Ease   of   Use     
       
          One click, not twelve!  

 

 

 

Learning Curve

 

OBIEE has a long learning curve. The comparatively poor design throughout results in a lot of overlapping functionality, functionality that is poorly organised and far from intuitive, functionality that is slow to access. These failings were present, in part, in the product that Oracle inherited with its acquisition of Siebel, but following Oracle’s attempt to enhance the product with the 11g release, ease of use has diminished further (think of how quickly the server processes could be brought up and down in 10g compared to 11g).

 

Pentaho is a great deal simpler to use compared to OBIEE. Ease of use varies between the different BI stack components: some, such as the User Console and the ETL design tool, could certainly be classified as excellent (in particular, for their use of hints and their intuitive user interfaces); others, such as the Metadata Modeller are less so, look a little tired, and would benefit from a revamped interface.

 

 

Direct versus Indirect Editing

 

There is an older GUI design style that works on the principle of “indirect editing”: if you want to change some feature of an object that appears on a reporting canvas, then it’s necessary to locate that feature within some external object hierarchy, edit it, save it, and then return to the reporting canvas to see if the change you’ve made is what you intended.

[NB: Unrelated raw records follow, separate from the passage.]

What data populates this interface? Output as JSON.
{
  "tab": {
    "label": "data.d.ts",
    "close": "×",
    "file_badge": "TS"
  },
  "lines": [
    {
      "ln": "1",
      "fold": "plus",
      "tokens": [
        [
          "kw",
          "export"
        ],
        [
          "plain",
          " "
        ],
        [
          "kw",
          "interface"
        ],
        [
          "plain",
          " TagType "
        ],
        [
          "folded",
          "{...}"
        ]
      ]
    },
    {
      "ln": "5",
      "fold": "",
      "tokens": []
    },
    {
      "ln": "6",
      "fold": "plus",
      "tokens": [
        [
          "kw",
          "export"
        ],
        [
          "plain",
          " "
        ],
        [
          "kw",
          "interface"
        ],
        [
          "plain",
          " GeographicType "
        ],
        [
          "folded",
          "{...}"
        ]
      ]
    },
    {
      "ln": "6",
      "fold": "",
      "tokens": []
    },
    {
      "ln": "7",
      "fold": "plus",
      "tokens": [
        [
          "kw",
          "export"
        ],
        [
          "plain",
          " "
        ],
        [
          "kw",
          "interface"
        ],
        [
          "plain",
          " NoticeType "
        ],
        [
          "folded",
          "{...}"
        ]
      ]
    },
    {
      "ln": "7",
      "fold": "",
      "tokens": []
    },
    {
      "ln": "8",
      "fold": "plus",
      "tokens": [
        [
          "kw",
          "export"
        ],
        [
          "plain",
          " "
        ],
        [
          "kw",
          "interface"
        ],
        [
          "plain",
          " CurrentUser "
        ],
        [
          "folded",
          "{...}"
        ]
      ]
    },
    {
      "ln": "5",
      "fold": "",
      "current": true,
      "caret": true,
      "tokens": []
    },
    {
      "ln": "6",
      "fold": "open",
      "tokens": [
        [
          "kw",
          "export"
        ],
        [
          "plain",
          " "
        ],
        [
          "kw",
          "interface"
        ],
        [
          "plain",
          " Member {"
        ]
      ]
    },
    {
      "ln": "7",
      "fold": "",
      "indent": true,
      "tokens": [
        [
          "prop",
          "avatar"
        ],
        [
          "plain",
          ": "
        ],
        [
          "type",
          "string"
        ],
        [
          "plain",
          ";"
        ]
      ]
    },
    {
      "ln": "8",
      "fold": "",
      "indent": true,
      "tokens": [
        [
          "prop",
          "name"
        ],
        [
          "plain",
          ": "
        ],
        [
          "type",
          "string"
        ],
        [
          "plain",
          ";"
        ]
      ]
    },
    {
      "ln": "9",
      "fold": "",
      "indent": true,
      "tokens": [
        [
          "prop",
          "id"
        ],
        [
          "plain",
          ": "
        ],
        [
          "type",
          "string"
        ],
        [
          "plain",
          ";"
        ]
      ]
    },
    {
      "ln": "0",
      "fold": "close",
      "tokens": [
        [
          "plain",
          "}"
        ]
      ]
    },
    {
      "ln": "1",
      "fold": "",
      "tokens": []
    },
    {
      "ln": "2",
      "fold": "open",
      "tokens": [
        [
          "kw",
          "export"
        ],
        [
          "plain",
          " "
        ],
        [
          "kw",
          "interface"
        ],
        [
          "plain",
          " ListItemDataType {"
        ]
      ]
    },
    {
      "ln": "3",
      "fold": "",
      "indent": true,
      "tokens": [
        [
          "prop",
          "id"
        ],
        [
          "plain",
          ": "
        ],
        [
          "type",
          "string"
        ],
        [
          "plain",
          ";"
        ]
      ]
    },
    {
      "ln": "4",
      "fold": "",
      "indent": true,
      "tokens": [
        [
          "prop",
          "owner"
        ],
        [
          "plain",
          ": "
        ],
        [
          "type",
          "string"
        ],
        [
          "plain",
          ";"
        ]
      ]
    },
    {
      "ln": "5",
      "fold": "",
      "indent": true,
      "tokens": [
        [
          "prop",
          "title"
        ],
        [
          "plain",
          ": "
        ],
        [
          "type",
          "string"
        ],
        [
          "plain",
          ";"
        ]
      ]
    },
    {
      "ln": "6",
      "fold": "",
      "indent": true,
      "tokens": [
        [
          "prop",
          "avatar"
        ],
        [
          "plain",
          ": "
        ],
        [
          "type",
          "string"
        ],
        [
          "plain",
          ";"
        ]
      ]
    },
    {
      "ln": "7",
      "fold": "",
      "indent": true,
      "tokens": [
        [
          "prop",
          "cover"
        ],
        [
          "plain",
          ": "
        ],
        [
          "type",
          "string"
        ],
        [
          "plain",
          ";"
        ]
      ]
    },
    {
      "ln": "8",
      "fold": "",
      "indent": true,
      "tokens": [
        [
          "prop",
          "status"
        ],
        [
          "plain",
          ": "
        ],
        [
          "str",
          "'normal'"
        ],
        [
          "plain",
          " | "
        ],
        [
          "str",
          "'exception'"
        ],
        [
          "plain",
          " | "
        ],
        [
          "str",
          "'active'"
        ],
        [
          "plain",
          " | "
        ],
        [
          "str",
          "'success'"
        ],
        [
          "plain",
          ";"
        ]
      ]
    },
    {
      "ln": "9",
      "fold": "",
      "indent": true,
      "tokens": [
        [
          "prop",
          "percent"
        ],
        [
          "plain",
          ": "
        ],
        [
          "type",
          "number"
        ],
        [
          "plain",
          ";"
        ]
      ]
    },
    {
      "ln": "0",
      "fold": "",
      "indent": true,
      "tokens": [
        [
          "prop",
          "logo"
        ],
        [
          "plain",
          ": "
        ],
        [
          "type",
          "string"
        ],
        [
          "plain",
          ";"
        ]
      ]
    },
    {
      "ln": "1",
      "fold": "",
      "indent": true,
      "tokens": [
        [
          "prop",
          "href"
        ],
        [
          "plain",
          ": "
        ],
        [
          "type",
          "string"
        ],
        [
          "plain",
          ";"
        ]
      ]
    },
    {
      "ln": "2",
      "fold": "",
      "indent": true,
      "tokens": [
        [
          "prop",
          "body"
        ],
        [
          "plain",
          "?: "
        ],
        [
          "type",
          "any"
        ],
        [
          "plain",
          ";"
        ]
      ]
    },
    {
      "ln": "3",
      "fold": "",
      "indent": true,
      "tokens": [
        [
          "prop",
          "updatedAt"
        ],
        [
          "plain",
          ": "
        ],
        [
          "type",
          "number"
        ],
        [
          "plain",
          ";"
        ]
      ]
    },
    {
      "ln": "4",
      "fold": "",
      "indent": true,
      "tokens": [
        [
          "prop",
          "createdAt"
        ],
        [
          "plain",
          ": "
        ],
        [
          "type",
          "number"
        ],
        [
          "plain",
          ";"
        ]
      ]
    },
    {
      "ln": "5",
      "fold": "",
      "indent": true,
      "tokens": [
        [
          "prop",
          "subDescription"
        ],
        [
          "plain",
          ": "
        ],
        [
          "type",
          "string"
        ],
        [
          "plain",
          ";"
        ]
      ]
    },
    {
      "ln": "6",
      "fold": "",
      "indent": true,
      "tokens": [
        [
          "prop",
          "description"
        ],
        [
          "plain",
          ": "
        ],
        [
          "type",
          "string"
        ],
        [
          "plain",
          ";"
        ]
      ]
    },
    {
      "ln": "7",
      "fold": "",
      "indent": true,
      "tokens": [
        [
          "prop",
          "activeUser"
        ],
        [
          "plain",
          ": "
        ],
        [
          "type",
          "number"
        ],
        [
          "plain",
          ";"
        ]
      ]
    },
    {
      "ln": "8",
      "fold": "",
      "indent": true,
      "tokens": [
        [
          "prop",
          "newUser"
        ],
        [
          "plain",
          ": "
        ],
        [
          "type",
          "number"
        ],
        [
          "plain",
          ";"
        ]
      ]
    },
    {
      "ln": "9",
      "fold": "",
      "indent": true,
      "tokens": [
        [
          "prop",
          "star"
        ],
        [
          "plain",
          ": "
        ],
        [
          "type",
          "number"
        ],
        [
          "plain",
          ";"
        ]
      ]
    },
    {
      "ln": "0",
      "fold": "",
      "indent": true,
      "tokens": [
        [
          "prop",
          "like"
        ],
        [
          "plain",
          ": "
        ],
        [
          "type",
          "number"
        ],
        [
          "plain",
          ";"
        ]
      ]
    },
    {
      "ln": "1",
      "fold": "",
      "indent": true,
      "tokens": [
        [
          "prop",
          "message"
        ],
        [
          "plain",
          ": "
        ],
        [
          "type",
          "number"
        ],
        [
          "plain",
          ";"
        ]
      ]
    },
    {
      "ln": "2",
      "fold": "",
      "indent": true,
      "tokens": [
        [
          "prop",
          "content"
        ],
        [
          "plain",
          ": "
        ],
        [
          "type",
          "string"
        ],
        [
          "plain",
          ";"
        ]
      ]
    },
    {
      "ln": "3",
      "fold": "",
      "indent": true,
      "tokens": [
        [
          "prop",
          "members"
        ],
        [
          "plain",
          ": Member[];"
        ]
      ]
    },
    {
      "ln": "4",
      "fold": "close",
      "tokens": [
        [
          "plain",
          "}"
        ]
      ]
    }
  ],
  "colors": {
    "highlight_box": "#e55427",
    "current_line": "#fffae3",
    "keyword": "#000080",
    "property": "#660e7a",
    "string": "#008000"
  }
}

The newer GUI design style works on the principal of “direct editing”: if you want to change some feature of an object, then all that’s necessary is to click on that feature and make the change directly, in place, without leaving the canvas.

 

OBIEE, and the other Big-4 vendors, started out with products that made use of indirect editing, and over the years have only made some modest moves towards implementing the more succinct alternative. Pentaho, on the other hand, makes a much wider use of direct editing, and this emphasis contributes dramatically towards its ease of use.

 

To illustrate the impact of direct and indirect editing, let’s take the very simple example of a report title. Here’s how it might look in Pentaho:

*

 

If we want to change the title text, all that’s necessary is to click on the title and edit the text directly – fast and intuitive.

 

Here’s how a report title looks in OBIEE:

*

 

Now suppose we want to change the title text. Instead of clicking on the title and editing the text directly, we have to:

 

*  Click on the “Catalog” menu item

*  Locate the name of report within a list of objects

*  Click on the “Edit” menu item

*  Locate the “Title” view

*  Click on the “Edit” icon

*  Click on the “Title” field

*  Change the title text

*  Click on the “Done” button

*  Click on the “Save” icon

*  Click on the “Dashboards” drop-down menu item

*  Select the “My Dashboard” menu item

*  Select the tab of the relevant dashboard page

 

and finally we are back on the reporting canvas and can see the change that we have made in context.

 

This example illustrates the differences in ease of use that are characteristic of the two products. A developer new to Pentaho could guess how to perform many tasks; a developer new to OBIEE would almost certainly need instruction.

 

The example also readily illustrates why in our tests Pentaho productivity turned out to be 3-15 times greater than that of OBIEE. Even when a developer knows exactly what to do in OBIEE, 90% of the development effort can be spent in unnecessary menu item selections and button clicks.